My only use for Reddit now is reading r/hfy stories, though I’m doing that through a local Redlib instance, hoping that those glitter sniffers don’t lock website content behind accounts like almost every other social medium does (but we all know that if something can get worse to make more money, it WILL get worse to make more money).
It’s very sad to see general social media platforms go that route. Twitter, Facebook and Instagram are unusable without an account.
It wins by default but only because I never liked the Twitter/Mastodon/Bluesky-like infinitely scrolling threads and only use Discord to follow some artists.
Have a very similar experience with Mastodon-like platforms. These feel more like announcement-sites rather than actual social media platforms.

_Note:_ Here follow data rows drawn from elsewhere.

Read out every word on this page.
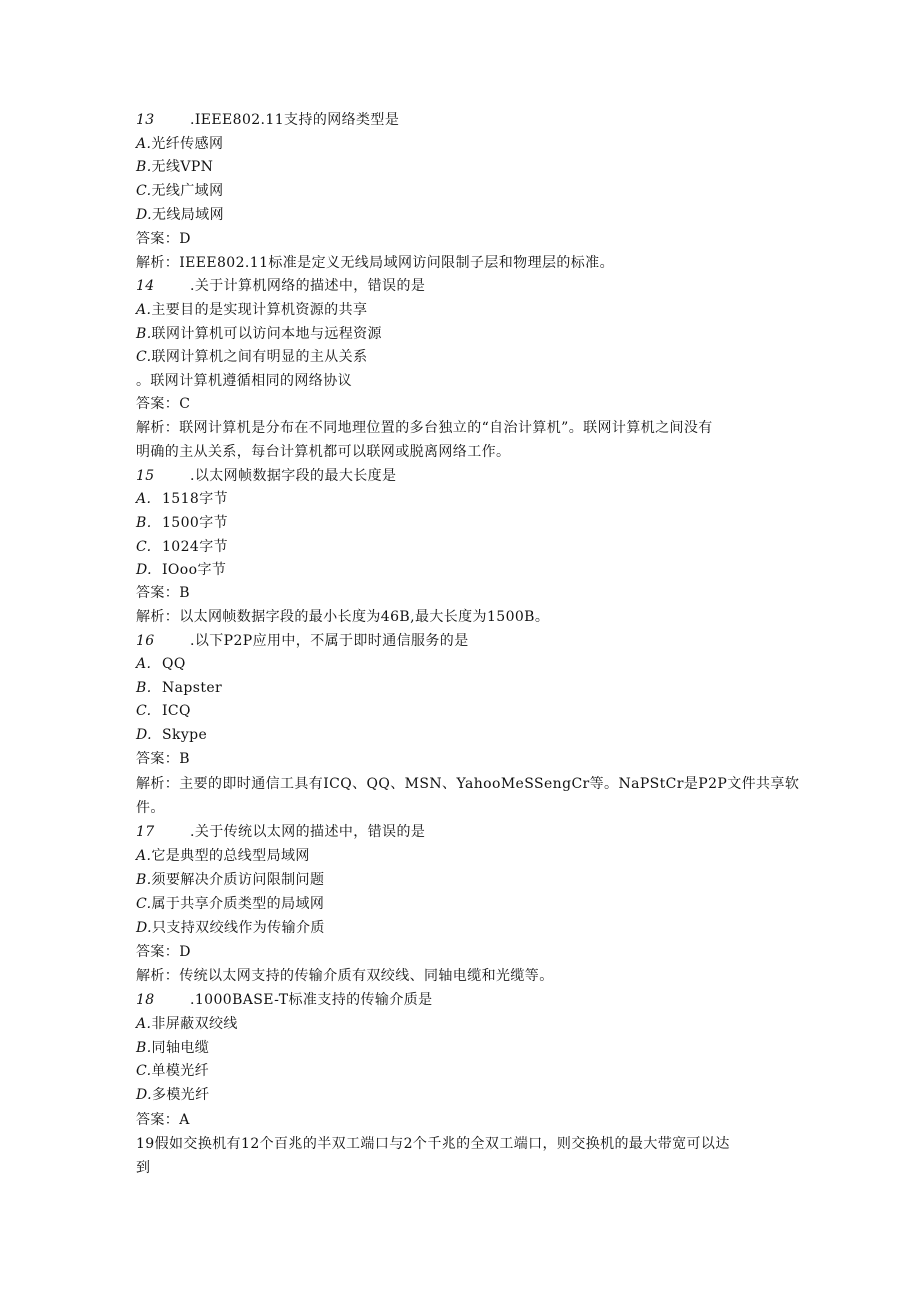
13	.IEEE802.11支持的网络类型是
A.光纤传感网
B.无线VPN
C.无线广域网
D.无线局域网
答案：D
解析：IEEE802.11标准是定义无线局域网访问限制子层和物理层的标准。
14	.关于计算机网络的描述中，错误的是
A.主要目的是实现计算机资源的共享
B.联网计算机可以访问本地与远程资源
C.联网计算机之间有明显的主从关系
。联网计算机遵循相同的网络协议
答案：C
解析：联网计算机是分布在不同地理位置的多台独立的“自治计算机”。联网计算机之间没有
明确的主从关系，每台计算机都可以联网或脱离网络工作。
15	.以太网帧数据字段的最大长度是
A. 1518字节
B. 1500字节
C. 1024字节
D. IOoo字节
答案：B
解析：以太网帧数据字段的最小长度为46B,最大长度为1500B。
16	.以下P2P应用中，不属于即时通信服务的是
A. QQ
B. Napster
C. ICQ
D. Skype
答案：B
解析：主要的即时通信工具有ICQ、QQ、MSN、YahooMeSSengCr等。NaPStCr是P2P文件共享软
件。
17	.关于传统以太网的描述中，错误的是
A.它是典型的总线型局域网
B.须要解决介质访问限制问题
C.属于共享介质类型的局域网
D.只支持双绞线作为传输介质
答案：D
解析：传统以太网支持的传输介质有双绞线、同轴电缆和光缆等。
18	.1000BASE-T标准支持的传输介质是
A.非屏蔽双绞线
B.同轴电缆
C.单模光纤
D.多模光纤
答案：A
19假如交换机有12个百兆的半双工端口与2个千兆的全双工端口，则交换机的最大带宽可以达
到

Lemmy is my main one, yes. I browse Pinterest every now and then, though I’m not sure how many would consider it social media in the traditional sense.
I feel like that would compare two very different types of social media:
- Consumption oriented: Platforms which mainly tailor to consumers, like Tiktok, Pinterest, Instagram and Youtube.
- Collaboration oriented: Platforms where engagement with the content and discussions are encouraged, like Lemmy and Mostodon and their proprietary equivalents.
It is for me, I use an account on Lemmy.ml for general browsing (and correcting misconceptions about Marxism, if I’m being honest), and a Hexbear.net account I pretty much only browse locally if I just want to relax and not have to worry about getting into an argument.
Mastodon doesn’t do it for me, most of what I find interesting isn’t really… there yet.
So my mains are Instagram > Discord > Lemmy > Reddit
In that order I’d say.
Instagram is just the most “personal” social network. I watch my friends’ stories, share some of my own here and there… It’s close to how we used facebook back when it wasn’t a cesspit of ads and “pages”.
Discord is where I keep in direct contact with most of my friends, besides like messengers. Reddit is for specific problem solving and random hobby content.
Lemmy is filling the same niche but I just scroll it more than I do reddit for news, articles, hobby stuff…I don’t have a “main social media app”. I use Lemmy and Mastodon on mobile; Reddit and Facebook only on desktop.
I use Lemmy almost exclusively. Mastodon and Twitter never appealed to me, as I simply don’t see the point. Unless you use it for receiving info from local authorities and such.
I do still use Facebook for all the local and niche communities, which you can’t find anywhere else. I wish Mobilizon was more equal to Facebook Groups and had an actual mobile app.
Definitely Instagram.
While Lemmy is slowly making a dent in my reddit participation, it doesn’t do much for other things. I’m involved in IRL politics, food, and the clubbing scene, all stuff that is almost completely absent on the fediverse, especially the American-dominated side of it.